Objective: To evaluate the histopathological and immunohistochemical characteristics of chronic sinusitis, with reference to the extent of sinus involvement. Study Design: A nonrandomized, retrospective, controlled qualitative and quantitative study. Methods. Twenty-nine adults with refractory chronic sinusitis underwent functional endoscopic sinus surgery. The score of computed tomography scans was used to determine the extent of disease. Six patients with normal sinus mucosae served as control subjects. Specimens underwent routine histological processing and hematoxylin-eosin and periodic acid-Schiff staining. Immunohistochemistry for T and B lymphocytes was applied. Low-magnification microscopy was designed to yield typical pathological features, and high magnification to count various inflammatory cells.

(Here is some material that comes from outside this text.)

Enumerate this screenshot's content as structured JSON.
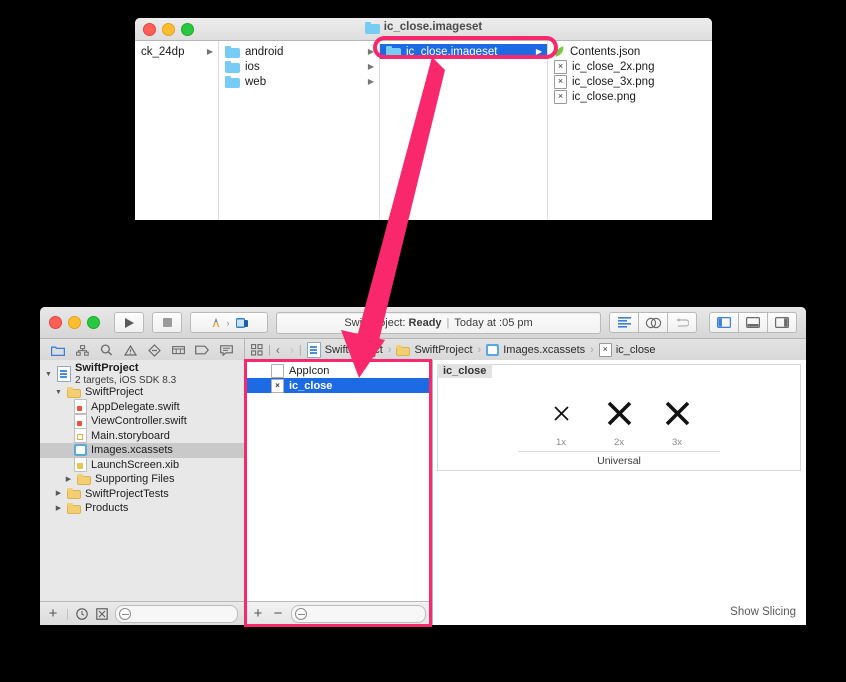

Results: Patients were divided into two groups according to their dominant pathological features: 16 had polypoid mucosa and eosinophilia, and 13 had glandular hyperplasia. The number of eosinophils, T and B lymphocytes in the lamina propria was significantly higher in patients with polypoid mucosa and eosinophilia, compared with those with glandular hyperplasia and with normal control subjects, whereas the difference between patients with glandular hyperplasia and control subjects was insignificant. Although the overall inflammatory reaction was relatively modest, nasal polyposis was more prevalent in patients with polypoid mucosa and eosinophilia; likewise, computed tomography revealed a significantly more extensive disease in these patients compared with the patients with glandular hyperplasia. Conclusion: Two pathophysiological pathways, inducing prolonged obstruction to the outflow of sinus secretion and ultimately causing chronic inflammation, are suggested: 1) swollen polypoid mucosa with activation of eosinophils that damage the epithelium and 2) continued increased mucus secretion originated from hyperplastic submucosal seromucous glands.